È proprio di questi giorni la polemica interna al governo che vede un ministro, Salvini, grande sostenitore degli inceneritori e l’altro ministro, Di Maio, tentare invece di sostenere uno dei capisaldi ambientali del M5s, che da sempre dichiara di essere contrario a questo sistema di gestione dei rifiuti. Vale la pena ricordare al nostro ministro degli Interni che la direttiva europea prevede la seguente sequenza gestionale dei rifiuti, in rigoroso ordine prioritario: prevenzione, riutilizzo, riciclaggio, recupero per altri scopi, come l’energia e lo smaltimento.

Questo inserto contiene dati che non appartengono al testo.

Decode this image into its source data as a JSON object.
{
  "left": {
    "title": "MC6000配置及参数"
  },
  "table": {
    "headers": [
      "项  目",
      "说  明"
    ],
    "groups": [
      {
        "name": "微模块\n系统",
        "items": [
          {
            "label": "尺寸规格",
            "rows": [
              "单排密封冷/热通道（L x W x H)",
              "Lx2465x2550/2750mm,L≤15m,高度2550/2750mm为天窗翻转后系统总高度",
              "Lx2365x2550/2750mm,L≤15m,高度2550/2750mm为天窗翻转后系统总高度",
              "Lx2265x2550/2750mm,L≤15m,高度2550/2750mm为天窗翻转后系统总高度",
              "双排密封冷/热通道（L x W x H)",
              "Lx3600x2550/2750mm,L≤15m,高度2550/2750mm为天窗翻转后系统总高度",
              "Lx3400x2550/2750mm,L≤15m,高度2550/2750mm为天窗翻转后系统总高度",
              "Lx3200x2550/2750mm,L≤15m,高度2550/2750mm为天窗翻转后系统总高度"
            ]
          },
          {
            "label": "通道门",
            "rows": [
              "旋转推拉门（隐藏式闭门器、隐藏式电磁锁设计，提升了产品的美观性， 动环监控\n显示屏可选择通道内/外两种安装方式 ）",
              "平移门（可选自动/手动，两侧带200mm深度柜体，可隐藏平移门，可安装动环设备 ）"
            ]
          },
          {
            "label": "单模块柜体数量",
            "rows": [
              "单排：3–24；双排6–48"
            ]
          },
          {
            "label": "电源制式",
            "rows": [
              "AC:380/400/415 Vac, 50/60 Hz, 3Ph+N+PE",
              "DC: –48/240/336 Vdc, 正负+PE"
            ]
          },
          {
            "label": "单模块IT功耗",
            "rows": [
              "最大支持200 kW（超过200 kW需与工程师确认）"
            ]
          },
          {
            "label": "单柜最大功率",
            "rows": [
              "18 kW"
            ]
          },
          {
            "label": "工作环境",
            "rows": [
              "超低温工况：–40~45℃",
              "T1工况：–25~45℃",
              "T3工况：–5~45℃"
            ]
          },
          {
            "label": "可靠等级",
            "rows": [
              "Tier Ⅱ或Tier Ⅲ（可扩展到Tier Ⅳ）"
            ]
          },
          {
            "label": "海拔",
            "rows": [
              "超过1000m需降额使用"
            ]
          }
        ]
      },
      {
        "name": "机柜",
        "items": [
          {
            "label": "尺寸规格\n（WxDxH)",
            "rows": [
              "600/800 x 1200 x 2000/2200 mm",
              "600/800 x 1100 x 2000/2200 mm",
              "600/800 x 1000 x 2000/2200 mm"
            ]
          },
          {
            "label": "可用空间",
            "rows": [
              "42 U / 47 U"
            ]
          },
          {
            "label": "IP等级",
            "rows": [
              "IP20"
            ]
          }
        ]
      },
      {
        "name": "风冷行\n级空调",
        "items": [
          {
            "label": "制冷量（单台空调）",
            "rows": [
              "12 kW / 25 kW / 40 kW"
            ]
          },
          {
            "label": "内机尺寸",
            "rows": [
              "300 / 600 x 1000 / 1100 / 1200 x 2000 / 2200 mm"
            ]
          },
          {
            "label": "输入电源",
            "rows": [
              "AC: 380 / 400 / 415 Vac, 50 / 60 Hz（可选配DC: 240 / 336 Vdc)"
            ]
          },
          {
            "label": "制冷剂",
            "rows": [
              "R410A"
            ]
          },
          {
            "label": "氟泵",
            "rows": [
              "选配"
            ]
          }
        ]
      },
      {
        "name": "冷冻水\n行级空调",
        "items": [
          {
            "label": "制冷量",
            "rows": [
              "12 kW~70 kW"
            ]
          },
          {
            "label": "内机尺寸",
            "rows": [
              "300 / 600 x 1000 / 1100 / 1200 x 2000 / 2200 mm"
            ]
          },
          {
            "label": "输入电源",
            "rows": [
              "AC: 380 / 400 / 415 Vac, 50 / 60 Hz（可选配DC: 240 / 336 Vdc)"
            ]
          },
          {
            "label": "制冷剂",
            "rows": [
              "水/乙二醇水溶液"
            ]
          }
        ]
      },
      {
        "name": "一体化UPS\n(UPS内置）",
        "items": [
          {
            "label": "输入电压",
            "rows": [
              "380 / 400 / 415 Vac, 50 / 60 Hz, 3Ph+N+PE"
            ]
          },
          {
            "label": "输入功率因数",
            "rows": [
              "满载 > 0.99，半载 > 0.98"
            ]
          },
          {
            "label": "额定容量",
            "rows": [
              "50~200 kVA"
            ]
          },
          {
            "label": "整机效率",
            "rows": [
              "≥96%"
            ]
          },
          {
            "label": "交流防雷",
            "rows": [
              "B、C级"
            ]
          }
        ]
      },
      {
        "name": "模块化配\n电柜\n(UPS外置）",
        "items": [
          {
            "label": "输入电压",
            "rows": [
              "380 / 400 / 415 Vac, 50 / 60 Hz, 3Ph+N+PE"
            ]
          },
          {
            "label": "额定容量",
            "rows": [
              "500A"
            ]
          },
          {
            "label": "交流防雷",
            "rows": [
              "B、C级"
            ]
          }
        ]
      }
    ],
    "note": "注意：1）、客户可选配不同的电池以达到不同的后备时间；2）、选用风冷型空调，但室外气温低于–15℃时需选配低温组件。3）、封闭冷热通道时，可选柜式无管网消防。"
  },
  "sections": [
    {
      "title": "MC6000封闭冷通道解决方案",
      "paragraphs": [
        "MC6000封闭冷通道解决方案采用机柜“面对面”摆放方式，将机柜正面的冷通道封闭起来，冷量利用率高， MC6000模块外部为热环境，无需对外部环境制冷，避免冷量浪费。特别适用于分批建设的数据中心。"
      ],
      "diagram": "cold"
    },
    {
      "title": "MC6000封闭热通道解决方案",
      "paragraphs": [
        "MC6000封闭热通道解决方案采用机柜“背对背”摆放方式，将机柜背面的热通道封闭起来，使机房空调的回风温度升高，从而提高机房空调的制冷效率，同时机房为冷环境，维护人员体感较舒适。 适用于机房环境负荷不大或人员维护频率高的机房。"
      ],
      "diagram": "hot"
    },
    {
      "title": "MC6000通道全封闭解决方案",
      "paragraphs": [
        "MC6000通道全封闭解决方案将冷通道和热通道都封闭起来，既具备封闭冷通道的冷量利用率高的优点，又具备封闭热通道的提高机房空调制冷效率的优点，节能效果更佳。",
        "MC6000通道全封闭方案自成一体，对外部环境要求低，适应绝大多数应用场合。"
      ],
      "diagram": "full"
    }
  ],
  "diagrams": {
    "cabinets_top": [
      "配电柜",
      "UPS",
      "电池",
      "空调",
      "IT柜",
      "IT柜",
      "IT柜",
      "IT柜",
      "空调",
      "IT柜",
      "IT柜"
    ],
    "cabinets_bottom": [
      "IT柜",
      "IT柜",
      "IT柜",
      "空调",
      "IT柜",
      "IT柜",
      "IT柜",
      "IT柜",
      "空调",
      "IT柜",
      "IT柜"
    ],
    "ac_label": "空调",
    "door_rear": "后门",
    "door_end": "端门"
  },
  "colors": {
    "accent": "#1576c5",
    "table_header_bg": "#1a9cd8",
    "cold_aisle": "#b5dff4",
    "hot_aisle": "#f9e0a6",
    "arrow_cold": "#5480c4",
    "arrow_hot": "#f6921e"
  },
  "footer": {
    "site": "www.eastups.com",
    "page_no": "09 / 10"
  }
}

Sulla prevenzione molto rimane da fare e si potrebbe anche dire che la politica è un pochino latitante, permettendo ancora abbondante uso di imballaggi vari che producono montagne di residui che diventano poi rifiuti. È proprio sulla gestione dei rifiuti che mi pare che il ministro Salvini, che afferma a più riprese di voler guardare avanti, sia invece propenso a sostenere sistemi che guardano all’indietro. La “termovalorizzazione”, come la chiama lui – termine tra l’altro definito improprio e fuorviante dalla stessa comunità europea perché tecnicamente non coerente con la tecnologia proposta – è al penultimo posto della gerarchia gestionale.

Tecnicamente, bruciare rifiuti significa immettere nell’aria il 30% di ciò che si brucia, pur con i filtri presenti che non fermano tutte le nanopolveri killer generate dalla combustione, quindi generando inquinamento pericolosissimo per la salute. Una sana raccolta differenziata porterebbe ad un maggior rispetto della direttiva europea, un maggior rispetto dell’ecosistema, della salute di tutti gli esseri viventi. Nella mia città (Trento) siamo intorno al 81% di raccolta differenziata e, come ci siamo arrivati noi, possono arrivarci tutti! Certo è che, invece di sparare a zero dicendo che i rifiuti bruciati con i fuochi avvelenano i bambini (e questo è verissimo) si cercasse di combattere i giri “mafiosi” che ci sono sui rifiuti in quelle zone, forse le cose cambierebbero. E questo tema, guarda guarda, è proprio di competenza del ministro Salvini. Se ne vuole occupare, tra un proclama e l’altro, oppure preferisce sostenere le lobby degli inceneritoristi? Perché sarebbe anche ora di vedere qualche fatto reale su questi temi ambientali, magari un progetto che guardi avanti davvero e non che si ripropongano le solite soluzioni degli anni 70-80 che permettono di avvelenare la gente “legalmente” con gli inceneritori.

Avviare un percorso serio di progettazione della raccolta differenziata in quei luoghi sarebbe davvero la novità moderna, caro ministro Salvini. Ma mi rendo conto che tale percorso è impegnativo e implica un cambio profondo di mentalità e di approccio. Forse, però, i bambini di quei luoghi, che sempre il ministro cita, un giorno diventeranno uomini e donne e potrebbero apprezzare un percorso simile, vicino al rispetto dell’uomo e degli altri esseri viventi; linea guida, peraltro indicata dal Santo Padre, nella sua enciclica Laudato Sii, dove sapientemente indica a noi cristiani la via per una corretta esistenza in armonia con madre natura. Ma, sempre forse, questo non interessa a chi vede negli inceneritori solo l’aspetto economico di una fantomatica produzione di energia “gratuita”. Anche qui, però, la smentita arriva subito! Un inceneritore può arrivare al massimo a un 25-30% di rendimento, Significa che il 70% dell’energia va persa. Quindi se nemmeno qui è conveniente, dove sta la vera convenienza? La risposta è presto detta: la convenienza di tali sistemi non è per i bambini citati dal ministro, non è per la soluzione della gestione dei rifiuti, ma è per altre persone, per altri scopi. Non certo enunciati nelle linee guida dettate dal Papa, non certo ricercabili nel senso del bene comune. Sappiamo tutti a chi interessano gli inceneritori.